Bakım Alacaklısının Özel Bakıma Muhtaç Olup Olmaması – İptal Davası

Bakım Alacaklısının Özel Bakıma Muhtaç Olup Olmaması - İptal DavasıKanun bakım alacaklısı yönünden gerçek kişi olması dışında özel bir nitelik öngörmemiştir.

Sözleşmenin hedefi maddi destek elde etmek değil, tarafların, bilhassa bakım alacaklısının sosyal durumuna uygun bir bakım elde etmektir. (818 s. BK. m. 511-514) (6098 s.
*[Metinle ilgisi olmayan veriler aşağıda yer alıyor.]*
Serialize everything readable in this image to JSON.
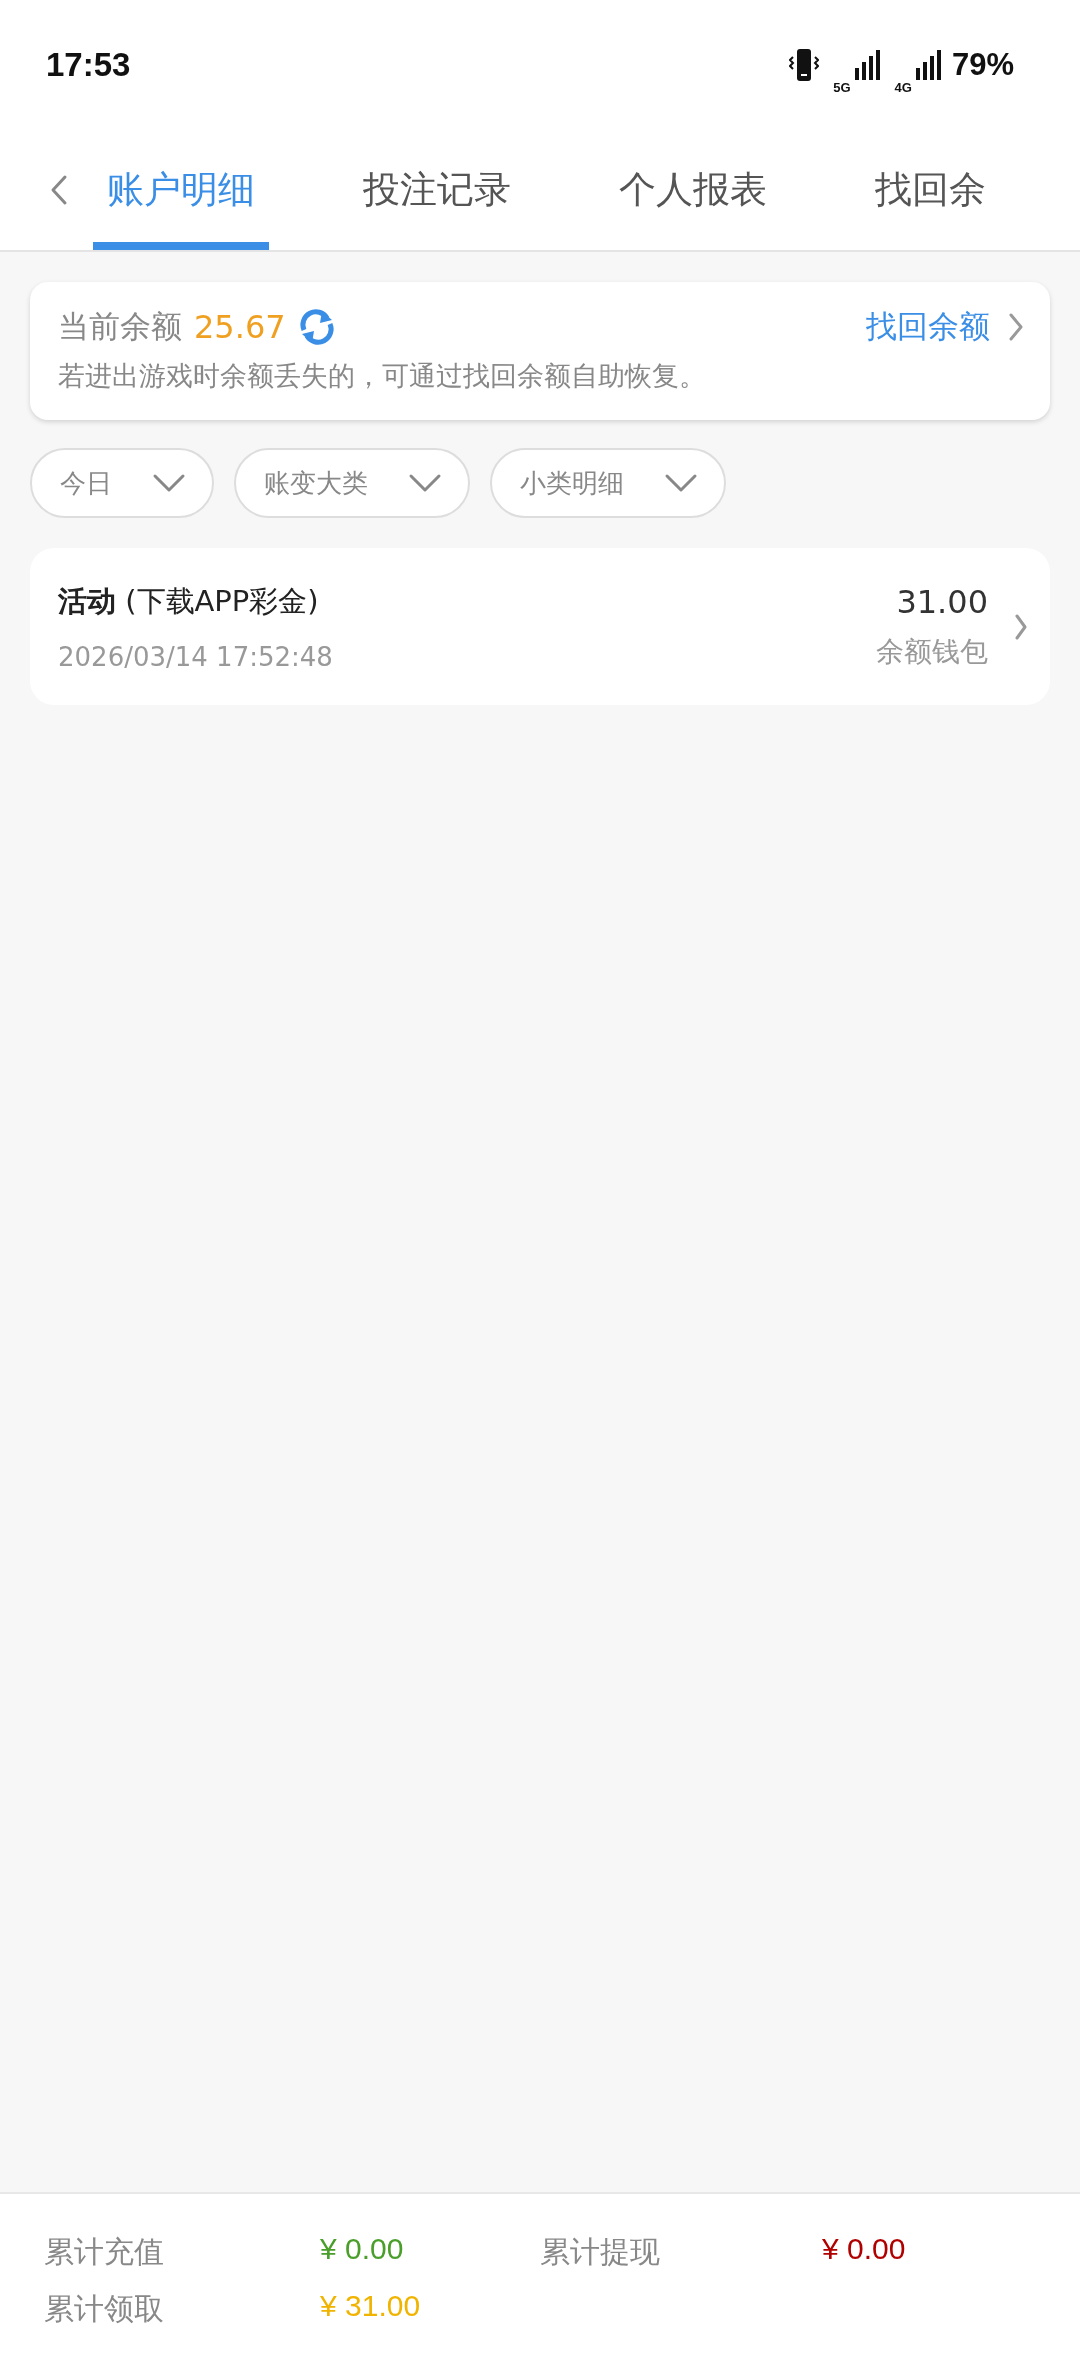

TBK m. 611, 614)

M. Kemal ile Emine ve Mustafa arasındaki ölünceye kadar bakma sözleşmesinin ve tapu kaydının iptali davasının yapılan muhakemesi sonunda mahalli mahkemece verilen hükmün temyizen mürafaa icrası suretiyle tetkiki Mustafa tarafından istenilmekle, dosyadaki bütün kağıtlar okunup gereği görüşülüp düşünüldü:

Borçlar Kanunu’nun 511. maddesi, bakım alacaklısı yönünden gerçek kişi olması dışında özel bir nitelik öngörmemiştir. Bakım alacaklısının sözleşme anında özel bakıma muhtaç durumda olmasını aramak kanunda bulunmayan bir unsur ilave etmek olur. Aksi kararlaştırılmadıkça sözleşmenin, bakım alacaklısına sağladığı menfaatler sosyal duruma uygun ikamet, beslenme ve giyinme, görüp gözetme ihtiyaçlarının karşılanmasıdır (Borçlar Kanunu 514) (Türk Borçlar Kanunu 614). Bu ihtiyaçların karşılanmasını sağlayacak maddi desteğin ne olacağını önceden kestirmek mümkün olmaz. Hayatın idamesi için gerekli asgari şartları sağlayacak nafaka borçlu olabilecek kimse ile ölünceye kadar bakma sözleşmesi yapmayı engelleyen bir kanun hükmü yoktur.

Kaldı ki bu sözleşmenin hedefi nafaka veya ahlaki görevler kadar bir maddi destek elde etmek değil, tarafların bilhassa bakım alacaklısının sosyal durumuna uygun bir bakım elde etmektir. Bu sebeplerle mirasçı olabilecek kimselerle yapılmış olan ölünceye kadar bakma sözleşmesinin in’ikadı sırasında özel bakıma muhtaç bulunmak veya sözleşmeden sonra çok kısa yaşamak, bu sözleşmenin geçersizliğini kabule yeterli değildir.

Davacı, tarafı olduğu ölünceye kadar bakma sözleşmesinin muvazaa olduğunu kabule yeter bir delil getirmemiştir. Bu halde davalının Emine’nin iktisabının dayanağı olan ölünceye kadar bakma sözleşmesinin geçersiz kabul edilmesi doğru olamaz. Öte yandan, ‘‘tapu sicilindeki kayda iyi niyetle istinat ederek mülkiyet veya diğer bir aynı hakkı iktisap eden kimsenin bu iktisabı muteber olur” (Medeni Kanun 1023). Davalı Mustafa’nın iyi niyetli olmadığını gösteren bir delil de yoktur. Davanın reddi gerekirken kabule karar verilmesi doğru bulunmamıştır.

Davalı Mustafa’nın temyiz itirazının bu sebeple kabulü ile hükmün BOZULMASINA, (Y.2.HD. 18.02.1992 T. 1075 E. 1876 K.)